What security teams desperately need is a solution that provides comprehensive incident reports automatically, showing the complete attack narrative across all environments without requiring weeks of manual investigation.
Why Signatures and Rules Keep Failing
For decades, cybersecurity has relied on signatures and rules. The model is simple: identify known bad things, create rules to detect them, and block anything that matches. This approach works reasonably well against known threats following predictable patterns.
The problem? Modern attackers don’t follow rules.
With ransomware attacks demonstrating an 81 percent year-over-year increase from 2023 to 2024, and cybercrime costs projected to reach $10.5 trillion in 2025, it’s clear that signature-based detection isn’t keeping pace with evolving threats.
Consider how attackers operate today. They use legitimate tools already present in your environment, a technique known as “living off the land.” They blend malicious activity with normal user behavior. They constantly evolve their tactics to bypass known detection patterns. By the time your security vendor updates their signature database with a new threat pattern, attackers have already moved on to something different.
Rules-based systems face a similar challenge. Every rule requires someone to anticipate a specific attack pattern and explicitly program detection logic. This reactive approach means you’re always defending against yesterday’s threats, not tomorrow’s.
The fundamental limitation of signatures and rules is that they require prior knowledge. They can only detect what someone has already seen and documented. Novel attacks, zero-day exploits, and creative variations on known techniques slip through undetected.
What Actually Works: Understanding Normal to Detect Abnormal
The future of effective cybersecurity lies in systems that understand what normal looks like across your entire environment and can identify deviations without relying on predefined rules or signatures.
This requires a fundamentally different approach built on deep learning and contextual understanding. Instead of asking “does this match a known bad pattern?” the question becomes “does this behavior make sense given everything else happening in the environment?”
Such systems need to continuously learn from your actual environment, adapting to your organization’s unique patterns and legitimate activities.
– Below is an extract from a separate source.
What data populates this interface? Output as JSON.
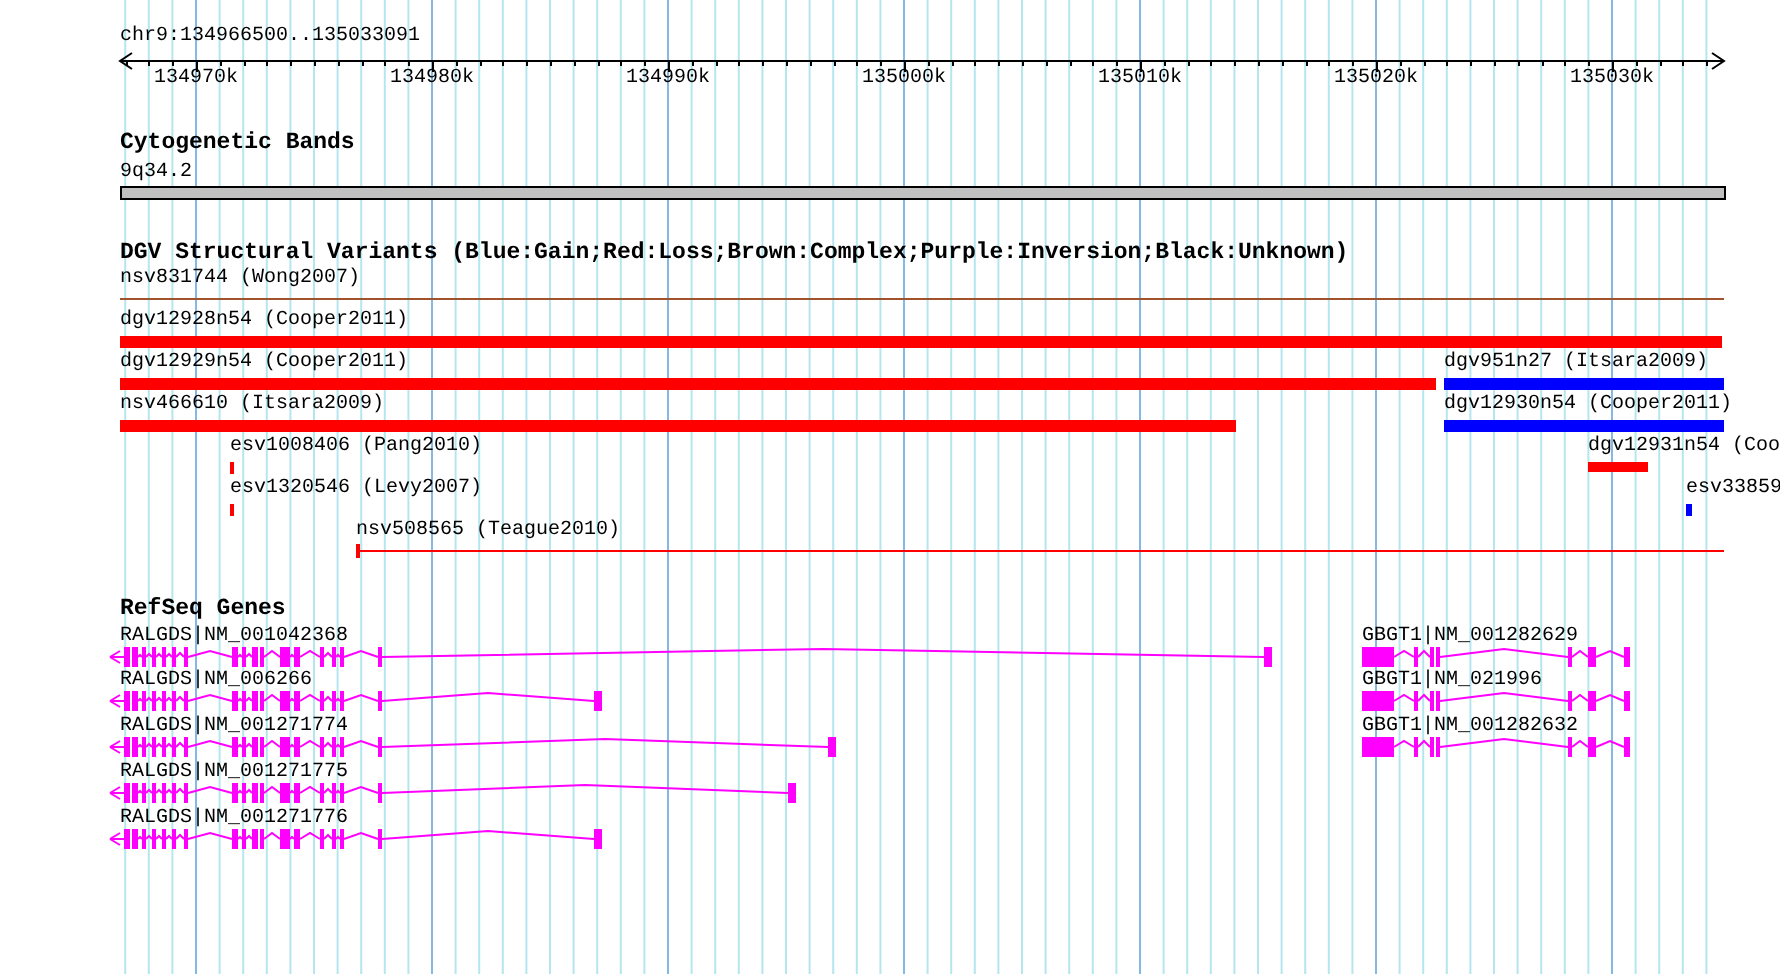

They need to provide holistic context spanning endpoints, networks, cloud infrastructure, and identity systems. They need to automatically construct complete attack narratives showing how an incident unfolded across all these domains.
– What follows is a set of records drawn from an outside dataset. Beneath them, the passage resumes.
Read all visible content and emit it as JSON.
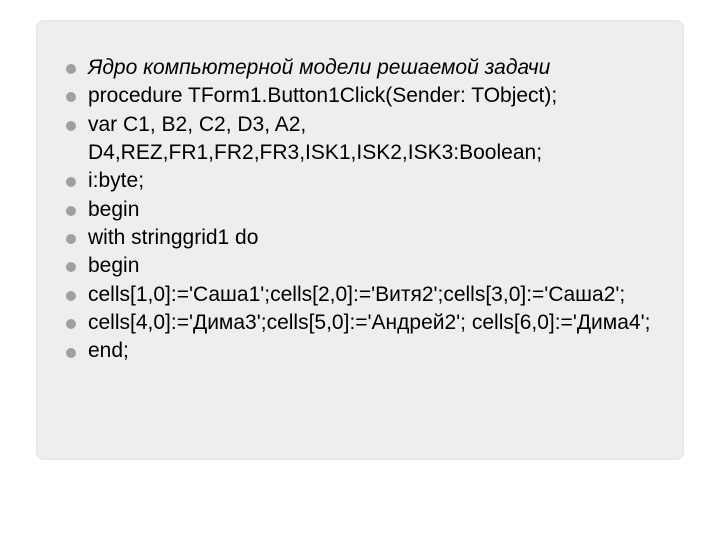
{
  "slide": {
    "lines": [
      {
        "text": "Ядро компьютерной модели решаемой задачи",
        "italic": true
      },
      {
        "text": "procedure TForm1.Button1Click(Sender: TObject);",
        "italic": false
      },
      {
        "text": "var C1, B2, C2, D3, A2, D4,REZ,FR1,FR2,FR3,ISK1,ISK2,ISK3:Boolean;",
        "italic": false
      },
      {
        "text": "    i:byte;",
        "italic": false
      },
      {
        "text": "begin",
        "italic": false
      },
      {
        "text": "with stringgrid1 do",
        "italic": false
      },
      {
        "text": "begin",
        "italic": false
      },
      {
        "text": "cells[1,0]:='Саша1';cells[2,0]:='Витя2';cells[3,0]:='Cаша2';",
        "italic": false
      },
      {
        "text": "cells[4,0]:='Дима3';cells[5,0]:='Андрей2'; cells[6,0]:='Дима4';",
        "italic": false
      },
      {
        "text": "end;",
        "italic": false
      }
    ]
  }
}
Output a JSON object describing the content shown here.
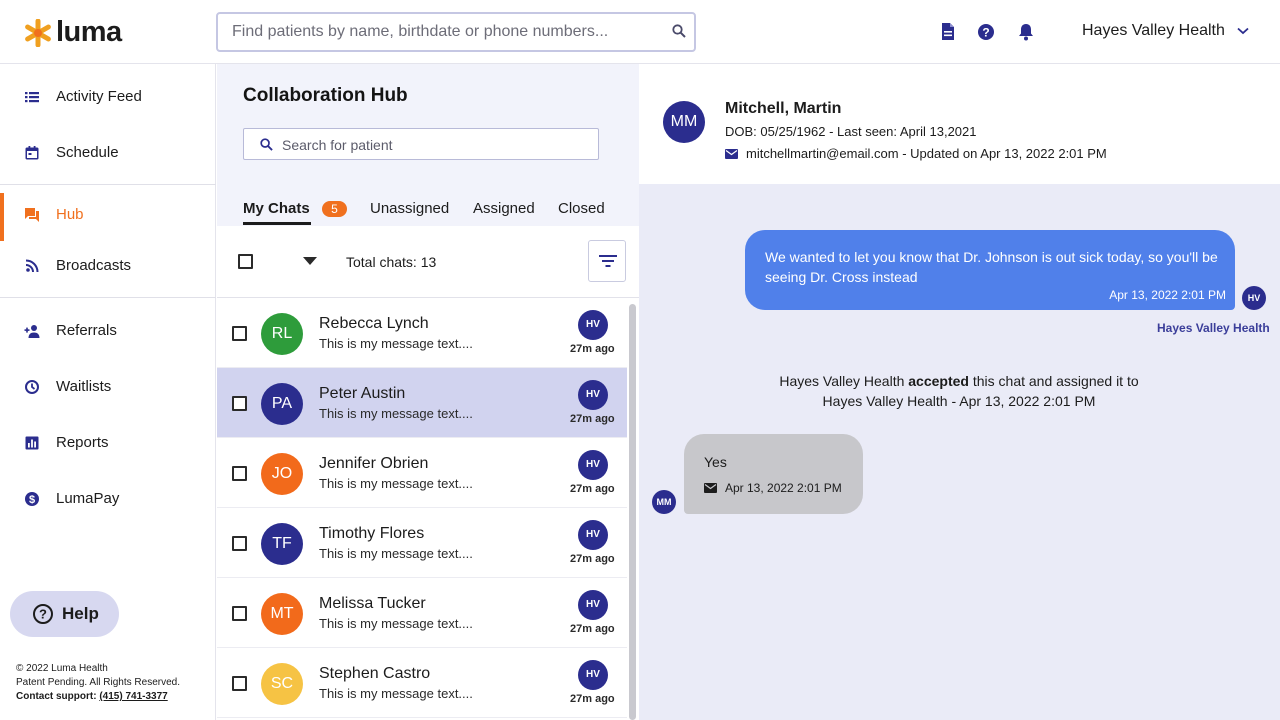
{
  "brand": {
    "name": "luma",
    "accent": "#f0701e",
    "primary": "#2b2d8e"
  },
  "search": {
    "placeholder": "Find patients by name, birthdate or phone numbers..."
  },
  "org": {
    "name": "Hayes Valley Health"
  },
  "nav": {
    "items": [
      {
        "label": "Activity Feed",
        "icon": "list-icon"
      },
      {
        "label": "Schedule",
        "icon": "calendar-icon"
      },
      {
        "label": "Hub",
        "icon": "chat-icon",
        "active": true
      },
      {
        "label": "Broadcasts",
        "icon": "broadcast-icon"
      },
      {
        "label": "Referrals",
        "icon": "add-person-icon"
      },
      {
        "label": "Waitlists",
        "icon": "clock-icon"
      },
      {
        "label": "Reports",
        "icon": "bar-chart-icon"
      },
      {
        "label": "LumaPay",
        "icon": "dollar-icon"
      }
    ],
    "help_label": "Help",
    "footer": {
      "copyright": "© 2022 Luma Health",
      "patent": "Patent Pending. All Rights Reserved.",
      "support_label": "Contact support:",
      "support_phone": "(415) 741-3377"
    }
  },
  "hub": {
    "title": "Collaboration Hub",
    "search_placeholder": "Search for patient",
    "tabs": [
      {
        "label": "My Chats",
        "badge": "5",
        "active": true
      },
      {
        "label": "Unassigned"
      },
      {
        "label": "Assigned"
      },
      {
        "label": "Closed"
      }
    ],
    "total_label": "Total chats: 13",
    "chats": [
      {
        "initials": "RL",
        "name": "Rebecca Lynch",
        "message": "This is my message text....",
        "assignee": "HV",
        "time": "27m ago",
        "color": "#2e9c3b"
      },
      {
        "initials": "PA",
        "name": "Peter Austin",
        "message": "This is my message text....",
        "assignee": "HV",
        "time": "27m ago",
        "color": "#2b2d8e",
        "selected": true
      },
      {
        "initials": "JO",
        "name": "Jennifer Obrien",
        "message": "This is my message text....",
        "assignee": "HV",
        "time": "27m ago",
        "color": "#f26a1b"
      },
      {
        "initials": "TF",
        "name": "Timothy Flores",
        "message": "This is my message text....",
        "assignee": "HV",
        "time": "27m ago",
        "color": "#2b2d8e"
      },
      {
        "initials": "MT",
        "name": "Melissa Tucker",
        "message": "This is my message text....",
        "assignee": "HV",
        "time": "27m ago",
        "color": "#f26a1b"
      },
      {
        "initials": "SC",
        "name": "Stephen Castro",
        "message": "This is my message text....",
        "assignee": "HV",
        "time": "27m ago",
        "color": "#f6c344"
      }
    ]
  },
  "patient": {
    "initials": "MM",
    "name": "Mitchell, Martin",
    "dob_line": "DOB: 05/25/1962 - Last seen: April 13,2021",
    "email_line": "mitchellmartin@email.com - Updated on Apr 13, 2022 2:01 PM"
  },
  "messages": {
    "outgoing": {
      "text": "We wanted to let you know that Dr. Johnson is out sick today, so you'll be seeing Dr. Cross instead",
      "timestamp": "Apr 13, 2022 2:01 PM",
      "avatar": "HV",
      "sender": "Hayes Valley Health"
    },
    "system": {
      "actor": "Hayes Valley Health",
      "verb": "accepted",
      "rest": "this chat and assigned it to Hayes Valley Health - Apr 13, 2022 2:01 PM"
    },
    "incoming": {
      "text": "Yes",
      "timestamp": "Apr 13, 2022 2:01 PM",
      "avatar": "MM"
    }
  }
}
Most importantly, they need to work at machine speed, providing answers in minutes rather than weeks, enabling security teams to respond effectively while attacks are still unfolding rather than long after the damage is done.
Moving Forward
The cybersecurity industry needs to move beyond the tool accumulation mindset. Adding more point solutions won’t solve the fundamental problem of fragmented visibility and missing context.
Organizations need solutions that provide unified understanding across all environments, that learn continuously rather than relying on static rules, and that deliver actionable intelligence automatically rather than requiring weeks of manual forensics work.
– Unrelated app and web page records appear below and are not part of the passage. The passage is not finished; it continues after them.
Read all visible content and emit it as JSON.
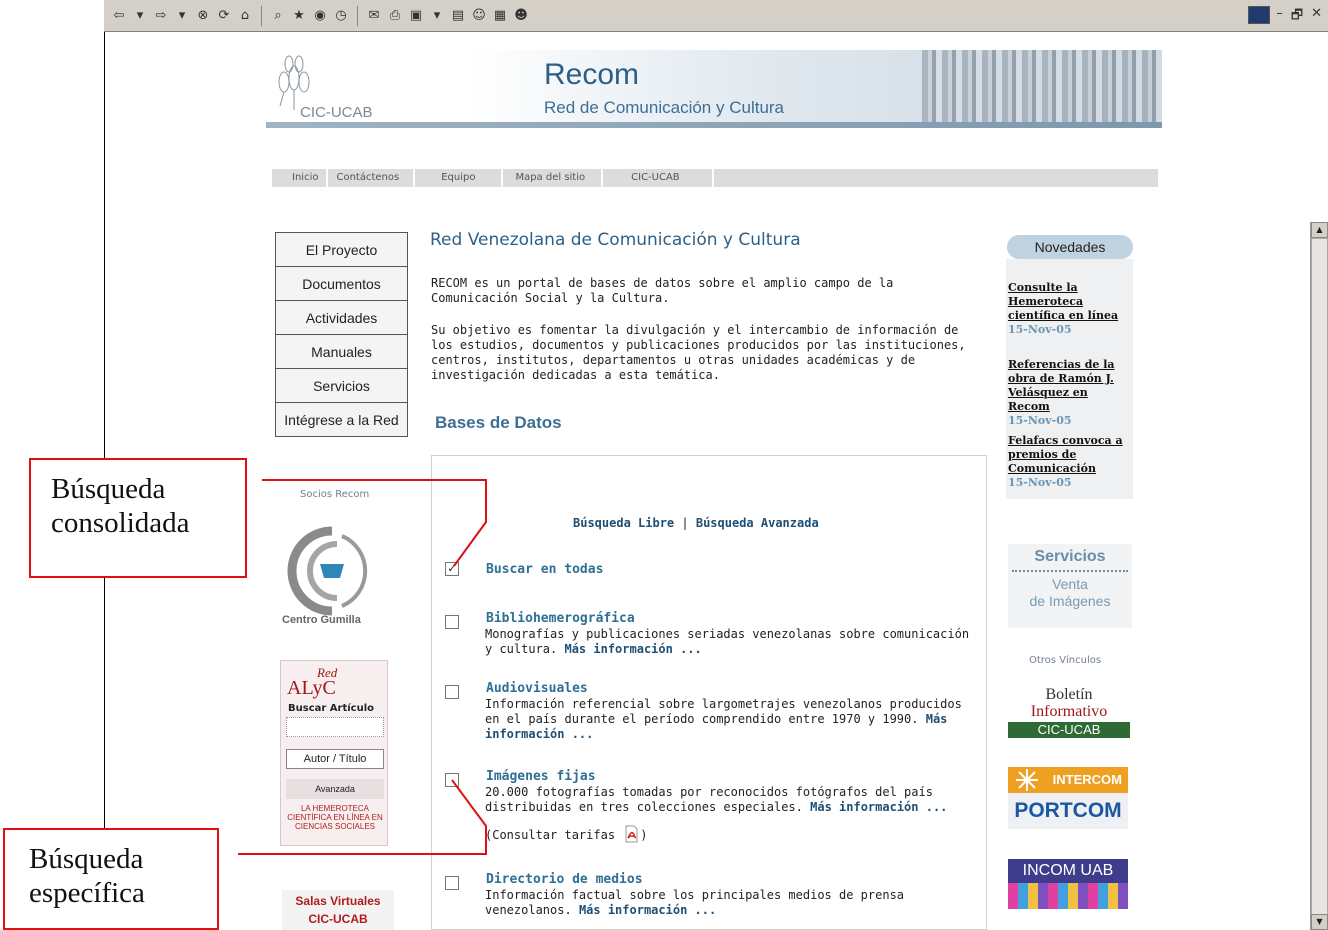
{
  "browser": {
    "toolbar_icons": [
      "back-icon",
      "forward-icon",
      "stop-icon",
      "refresh-icon",
      "home-icon",
      "search-icon",
      "favorites-icon",
      "media-icon",
      "history-icon",
      "mail-icon",
      "print-icon",
      "edit-icon",
      "discuss-icon",
      "messenger-icon",
      "research-icon",
      "emoji-icon"
    ],
    "window_controls": [
      "–",
      "🗗",
      "✕"
    ]
  },
  "header": {
    "logo_text": "CIC-UCAB",
    "title": "Recom",
    "subtitle": "Red de Comunicación y Cultura"
  },
  "topnav": [
    "Inicio",
    "Contáctenos",
    "Equipo",
    "Mapa del sitio",
    "CIC-UCAB"
  ],
  "leftmenu": [
    "El Proyecto",
    "Documentos",
    "Actividades",
    "Manuales",
    "Servicios",
    "Intégrese a la Red"
  ],
  "left": {
    "socios": "Socios Recom",
    "gumilla": "Centro Gumilla",
    "alyc": {
      "red": "Red",
      "name": "ALyC",
      "buscar": "Buscar Artículo",
      "button": "Autor / Título",
      "avanzada": "Avanzada",
      "footer": "LA HEMEROTECA CIENTÍFICA EN LÍNEA EN CIENCIAS SOCIALES"
    },
    "salas_1": "Salas Virtuales",
    "salas_2": "CIC-UCAB"
  },
  "content": {
    "title": "Red Venezolana de Comunicación y Cultura",
    "p1": "RECOM es un portal de bases de datos sobre el amplio campo de la Comunicación Social y la Cultura.",
    "p2": "Su objetivo es fomentar la divulgación y el intercambio de información de los estudios, documentos y publicaciones producidos por las instituciones, centros, institutos, departamentos u otras unidades académicas y de investigación dedicadas a esta temática.",
    "bases_title": "Bases de Datos",
    "search_libre": "Búsqueda Libre",
    "search_sep": "|",
    "search_avanzada": "Búsqueda Avanzada",
    "more_label": "Más información ...",
    "databases": {
      "todas": {
        "title": "Buscar en todas",
        "checked": true
      },
      "biblio": {
        "title": "Bibliohemerográfica",
        "desc": "Monografías y publicaciones seriadas venezolanas sobre comunicación y cultura.",
        "checked": false
      },
      "audio": {
        "title": "Audiovisuales",
        "desc": "Información referencial sobre largometrajes venezolanos producidos en el país durante el período comprendido entre 1970 y 1990.",
        "checked": false
      },
      "imagenes": {
        "title": "Imágenes fijas",
        "desc": "20.000 fotografías tomadas por reconocidos fotógrafos del país distribuidas en tres colecciones especiales.",
        "extra_pre": "(Consultar tarifas ",
        "extra_post": ")",
        "checked": false
      },
      "medios": {
        "title": "Directorio de medios",
        "desc": "Información factual sobre los principales medios de prensa venezolanos.",
        "checked": false
      }
    }
  },
  "novedades": {
    "header": "Novedades",
    "items": [
      {
        "title": "Consulte la Hemeroteca científica en línea",
        "date": "15-Nov-05"
      },
      {
        "title": "Referencias de la obra de Ramón J. Velásquez en Recom",
        "date": "15-Nov-05"
      },
      {
        "title": "Felafacs convoca a premios de Comunicación",
        "date": "15-Nov-05"
      }
    ]
  },
  "servicios": {
    "title": "Servicios",
    "item_1": "Venta",
    "item_2": "de Imágenes"
  },
  "otros": "Otros Vínculos",
  "boletin": {
    "line_1": "Boletín",
    "line_2": "Informativo",
    "line_3": "CIC-UCAB"
  },
  "intercom": {
    "top": "INTERCOM",
    "bottom": "PORTCOM"
  },
  "incom": "INCOM UAB",
  "annotations": {
    "consolidada_1": "Búsqueda",
    "consolidada_2": "consolidada",
    "especifica_1": "Búsqueda",
    "especifica_2": "específica"
  },
  "colors": {
    "accent": "#2f5f86",
    "annotation": "#e01010"
  }
}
The technology exists to make this shift. Deep learning models can understand complex patterns across massive datasets. Modern architectures can process security data at the scale and speed required. The question isn’t whether holistic, context-aware security is possible but whether organizations will recognize that their current patchwork approach fundamentally cannot protect against modern threats.
Your 45 security tools aren’t making you safer. They’re making you blind to the attacks that matter most. It’s time for something completely different.